Sa Sa feels pinch of Chinese policy

China’s policy of one trip a week for mainlanders plus the strength of the Hong Kong dollar against a weaker yen have gouged sales for cosmetics retailer Sa Sa International.

Both its retail and wholesale turnover dropped 14.2 per cent for the third quarter (October 1 to December 31), the company has announced. Turnover declined by 15.8 per cent in the Hong Kong and Macau markets, where same-store sales dropped 12.2 per cent.

Overall, transactions were 7 per cent weaker, average sales per transaction fell 9.1 per cent and there was a 12.1 per cent dip in same-store sales.

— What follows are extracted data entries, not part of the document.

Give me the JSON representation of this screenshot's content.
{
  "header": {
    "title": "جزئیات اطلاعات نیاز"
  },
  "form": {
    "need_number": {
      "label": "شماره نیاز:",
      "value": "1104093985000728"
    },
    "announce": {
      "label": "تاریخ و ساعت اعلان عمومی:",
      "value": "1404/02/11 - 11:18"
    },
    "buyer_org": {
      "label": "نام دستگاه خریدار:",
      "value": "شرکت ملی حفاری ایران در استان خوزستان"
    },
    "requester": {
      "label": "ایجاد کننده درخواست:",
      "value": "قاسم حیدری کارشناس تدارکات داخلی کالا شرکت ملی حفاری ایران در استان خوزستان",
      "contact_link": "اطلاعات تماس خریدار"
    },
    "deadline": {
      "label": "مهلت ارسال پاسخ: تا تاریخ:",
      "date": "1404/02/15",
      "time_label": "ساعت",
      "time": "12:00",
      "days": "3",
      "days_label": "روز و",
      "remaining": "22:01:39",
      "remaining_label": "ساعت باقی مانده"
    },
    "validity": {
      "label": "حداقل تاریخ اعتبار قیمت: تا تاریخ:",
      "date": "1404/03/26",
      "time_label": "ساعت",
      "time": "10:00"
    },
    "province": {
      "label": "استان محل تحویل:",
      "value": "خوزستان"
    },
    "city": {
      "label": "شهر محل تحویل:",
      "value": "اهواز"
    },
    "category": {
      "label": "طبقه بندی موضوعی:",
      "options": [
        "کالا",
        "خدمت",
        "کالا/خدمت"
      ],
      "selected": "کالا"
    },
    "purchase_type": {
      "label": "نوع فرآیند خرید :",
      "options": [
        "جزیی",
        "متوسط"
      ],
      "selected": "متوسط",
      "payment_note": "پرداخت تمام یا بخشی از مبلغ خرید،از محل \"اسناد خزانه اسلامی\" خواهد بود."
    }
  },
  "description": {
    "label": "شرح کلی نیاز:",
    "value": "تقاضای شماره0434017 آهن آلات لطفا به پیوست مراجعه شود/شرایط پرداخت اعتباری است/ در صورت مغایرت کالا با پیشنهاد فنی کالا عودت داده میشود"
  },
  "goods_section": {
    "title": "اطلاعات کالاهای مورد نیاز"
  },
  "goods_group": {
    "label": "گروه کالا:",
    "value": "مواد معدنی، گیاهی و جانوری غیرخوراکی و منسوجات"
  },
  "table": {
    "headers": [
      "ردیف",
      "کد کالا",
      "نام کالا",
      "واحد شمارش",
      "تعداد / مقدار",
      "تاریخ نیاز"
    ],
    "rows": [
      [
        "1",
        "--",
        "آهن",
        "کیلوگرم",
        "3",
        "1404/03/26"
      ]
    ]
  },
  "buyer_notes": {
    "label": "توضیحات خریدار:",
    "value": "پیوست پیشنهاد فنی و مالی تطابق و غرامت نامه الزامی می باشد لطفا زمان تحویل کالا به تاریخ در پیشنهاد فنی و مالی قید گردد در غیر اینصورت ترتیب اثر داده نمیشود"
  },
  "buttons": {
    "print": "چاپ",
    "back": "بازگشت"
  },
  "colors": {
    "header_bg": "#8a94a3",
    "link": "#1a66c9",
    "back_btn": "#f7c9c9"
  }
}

The group’s total turnover in other markets, including Mainland China, Malaysia, Singapore, Taiwan and online, dropped 6.7 per cent.

Chairman/CEO Dr Simon Kwok says the impact of the “one-trip-per-week” policy had gradually gained momentum, leading to a notable year-on-year decline in the number of same-day visitor arrivals.

“We expect the negative trend will continue to influence the local retail market.”


In response, he says the group will optimise its product offering and enhance the shopping experience for its customers.

Back in October, Sa Sa International Holdings already warned that its net profit for the six months to September 30 would be slashed in half because of the sluggish retail scene.